CQRS & Event Sourcing Architecture for 4.5B Record Scale
How we decoupled reads from writes using CQRS and Event Sourcing to process 4.5 billion records with sub-second query latency.
Key Results
The Challenge (The Bottleneck)
Business Pain
The client—a major player in the FinTech/Insurance sector—was effectively flying blind. The core ledger had become so heavy that generating end-of-month reconciliation reports took 48+ hours, often timing out. Real-time decision-making—crucial for fraud detection and risk assessment—was impossible due to massive data latency.
Technical Pain
The legacy relational database was being forced to act as a “Jack of all trades” (OLTP + OLAP), creating a classic resource contention nightmare:
- Lock Contention: Heavy write operations during business hours were locking rows, causing read queries from the dashboard to hang or timeout.
- Indexing Paralysis: A single monolithic table grew to 4.5 Billion rows. Adding a new index to optimize queries took days and required planned downtime, freezing product iteration.

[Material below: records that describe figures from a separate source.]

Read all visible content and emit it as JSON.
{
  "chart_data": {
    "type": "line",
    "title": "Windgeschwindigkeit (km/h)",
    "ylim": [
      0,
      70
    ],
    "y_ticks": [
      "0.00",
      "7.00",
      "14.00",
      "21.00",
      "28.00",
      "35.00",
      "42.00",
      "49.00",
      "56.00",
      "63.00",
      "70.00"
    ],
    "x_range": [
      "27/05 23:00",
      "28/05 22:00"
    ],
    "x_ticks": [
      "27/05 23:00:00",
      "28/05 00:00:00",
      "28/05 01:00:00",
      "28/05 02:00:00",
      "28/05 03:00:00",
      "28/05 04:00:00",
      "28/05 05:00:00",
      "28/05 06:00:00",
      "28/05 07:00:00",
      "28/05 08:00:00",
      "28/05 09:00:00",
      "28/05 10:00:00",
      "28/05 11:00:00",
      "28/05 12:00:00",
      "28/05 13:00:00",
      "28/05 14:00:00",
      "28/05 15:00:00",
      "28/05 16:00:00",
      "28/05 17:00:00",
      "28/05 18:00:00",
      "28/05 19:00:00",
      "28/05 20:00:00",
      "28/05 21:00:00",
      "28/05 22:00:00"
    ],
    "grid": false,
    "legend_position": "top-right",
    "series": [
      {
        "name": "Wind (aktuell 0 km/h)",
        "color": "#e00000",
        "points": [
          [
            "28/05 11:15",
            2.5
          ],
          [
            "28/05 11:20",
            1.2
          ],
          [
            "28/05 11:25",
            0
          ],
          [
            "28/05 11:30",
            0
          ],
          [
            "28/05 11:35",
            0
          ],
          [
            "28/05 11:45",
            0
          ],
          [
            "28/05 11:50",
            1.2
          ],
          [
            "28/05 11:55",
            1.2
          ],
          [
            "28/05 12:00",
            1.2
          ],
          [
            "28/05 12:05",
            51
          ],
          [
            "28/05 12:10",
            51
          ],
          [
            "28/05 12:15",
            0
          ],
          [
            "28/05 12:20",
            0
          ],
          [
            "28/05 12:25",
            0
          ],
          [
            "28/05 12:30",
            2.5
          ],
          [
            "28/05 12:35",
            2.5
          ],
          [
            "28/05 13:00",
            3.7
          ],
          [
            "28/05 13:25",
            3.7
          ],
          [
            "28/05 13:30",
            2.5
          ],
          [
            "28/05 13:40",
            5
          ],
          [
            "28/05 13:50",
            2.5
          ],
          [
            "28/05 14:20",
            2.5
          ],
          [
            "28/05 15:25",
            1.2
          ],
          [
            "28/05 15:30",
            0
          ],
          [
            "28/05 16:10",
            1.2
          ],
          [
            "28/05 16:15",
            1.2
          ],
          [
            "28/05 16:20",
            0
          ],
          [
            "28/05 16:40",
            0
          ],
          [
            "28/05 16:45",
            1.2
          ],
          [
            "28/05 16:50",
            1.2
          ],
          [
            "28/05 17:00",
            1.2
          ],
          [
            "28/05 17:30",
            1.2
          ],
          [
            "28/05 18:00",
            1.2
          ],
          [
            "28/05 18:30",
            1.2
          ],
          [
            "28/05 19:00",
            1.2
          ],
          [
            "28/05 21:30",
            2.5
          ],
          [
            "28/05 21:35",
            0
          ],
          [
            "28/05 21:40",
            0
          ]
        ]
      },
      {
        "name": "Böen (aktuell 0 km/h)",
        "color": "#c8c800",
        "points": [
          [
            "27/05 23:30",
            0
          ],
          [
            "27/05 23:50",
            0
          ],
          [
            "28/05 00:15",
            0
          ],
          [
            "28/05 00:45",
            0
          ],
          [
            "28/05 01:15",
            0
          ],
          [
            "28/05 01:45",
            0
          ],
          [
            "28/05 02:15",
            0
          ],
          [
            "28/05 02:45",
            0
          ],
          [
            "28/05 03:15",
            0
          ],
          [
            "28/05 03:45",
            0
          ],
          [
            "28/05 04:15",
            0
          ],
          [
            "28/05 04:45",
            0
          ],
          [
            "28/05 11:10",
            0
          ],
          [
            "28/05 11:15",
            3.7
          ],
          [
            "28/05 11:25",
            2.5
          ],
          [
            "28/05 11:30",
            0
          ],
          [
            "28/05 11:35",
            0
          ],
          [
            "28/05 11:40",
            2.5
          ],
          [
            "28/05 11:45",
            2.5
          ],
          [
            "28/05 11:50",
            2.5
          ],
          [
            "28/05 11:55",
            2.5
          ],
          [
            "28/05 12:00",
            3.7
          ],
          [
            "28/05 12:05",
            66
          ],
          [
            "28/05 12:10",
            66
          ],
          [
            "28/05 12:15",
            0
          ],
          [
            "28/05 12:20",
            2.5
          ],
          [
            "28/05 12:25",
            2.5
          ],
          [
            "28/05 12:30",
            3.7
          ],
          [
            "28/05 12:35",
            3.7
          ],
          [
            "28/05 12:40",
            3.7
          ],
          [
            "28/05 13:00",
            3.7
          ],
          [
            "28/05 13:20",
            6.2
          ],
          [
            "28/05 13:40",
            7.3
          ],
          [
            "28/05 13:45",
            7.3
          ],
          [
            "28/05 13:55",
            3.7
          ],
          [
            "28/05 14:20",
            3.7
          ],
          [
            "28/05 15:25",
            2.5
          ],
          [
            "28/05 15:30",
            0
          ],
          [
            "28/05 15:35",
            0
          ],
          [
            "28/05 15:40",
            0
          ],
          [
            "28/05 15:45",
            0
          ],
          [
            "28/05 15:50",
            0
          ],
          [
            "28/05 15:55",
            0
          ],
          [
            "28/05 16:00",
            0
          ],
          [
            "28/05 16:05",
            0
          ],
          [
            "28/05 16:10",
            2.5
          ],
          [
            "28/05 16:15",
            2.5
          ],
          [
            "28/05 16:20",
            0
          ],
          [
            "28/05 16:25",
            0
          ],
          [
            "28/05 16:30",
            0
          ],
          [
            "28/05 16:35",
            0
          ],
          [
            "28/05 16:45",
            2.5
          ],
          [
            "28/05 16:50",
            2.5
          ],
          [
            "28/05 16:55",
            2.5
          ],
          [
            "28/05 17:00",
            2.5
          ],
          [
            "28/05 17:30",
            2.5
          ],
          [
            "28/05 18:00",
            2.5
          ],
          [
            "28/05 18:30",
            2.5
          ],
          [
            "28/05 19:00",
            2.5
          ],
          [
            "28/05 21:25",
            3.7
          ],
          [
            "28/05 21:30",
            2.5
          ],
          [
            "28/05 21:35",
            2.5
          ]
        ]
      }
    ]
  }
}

- Tight Coupling: The monolithic architecture coupled data ingestion directly to the user interface. A spike in transaction volume directly degraded the user experience for support staff.
The Architecture (The Solution)
Strategy
We moved away from the CRUD mindset and implemented a strict CQRS (Command Query Responsibility Segregation) pattern combined with Event Sourcing. This allowed us to scale reads and writes independently.
The Logic
De-coupling Writes from Reads: We separated the “Write Side” (Commands) from the “Read Side” (Queries). The write model focused solely on high-speed ingestion and validation, ignoring complex join logic.
The Immutable Truth: The “Source of Truth” shifted from a mutable relational database to an append-only Event Store (using Kafka/Pulsar). This ensured a perfect audit trail of every state change (e.g., PaymentInitiated, PaymentSettled), enabling “Time Travel” debugging.
Polyglot Persistence (Projections): We acknowledged that one database cannot fit all needs. We built specialized “Read Models” (Projections) by consuming the event stream:
- Elasticsearch: Optimized for fuzzy search and complex filtering criteria used by support staff.
- Data Lake (S3/Parquet): Optimized for batched OLAP workloads. We used partition strategies (Year/Month/Day) to enable the Data Science team to query years of history using Athena/Presto without touching production.
- Redis: Optimized for key-value lookups (e.g., “Get User Balance”) with sub-millisecond latency.
The Outcome
- Operational Velocity: Report generation time dropped from 48 hours to Near Real-Time (<5 seconds lag).
- Scalability: The system successfully handled the 4.5B record load. Write spikes no longer affected read performance, as they were buffered by the event bus.
- Data Democratization: Enabled the Data Science team to run complex, resource-intensive queries on the Data Warehouse without affecting production performance or risking UI timeouts.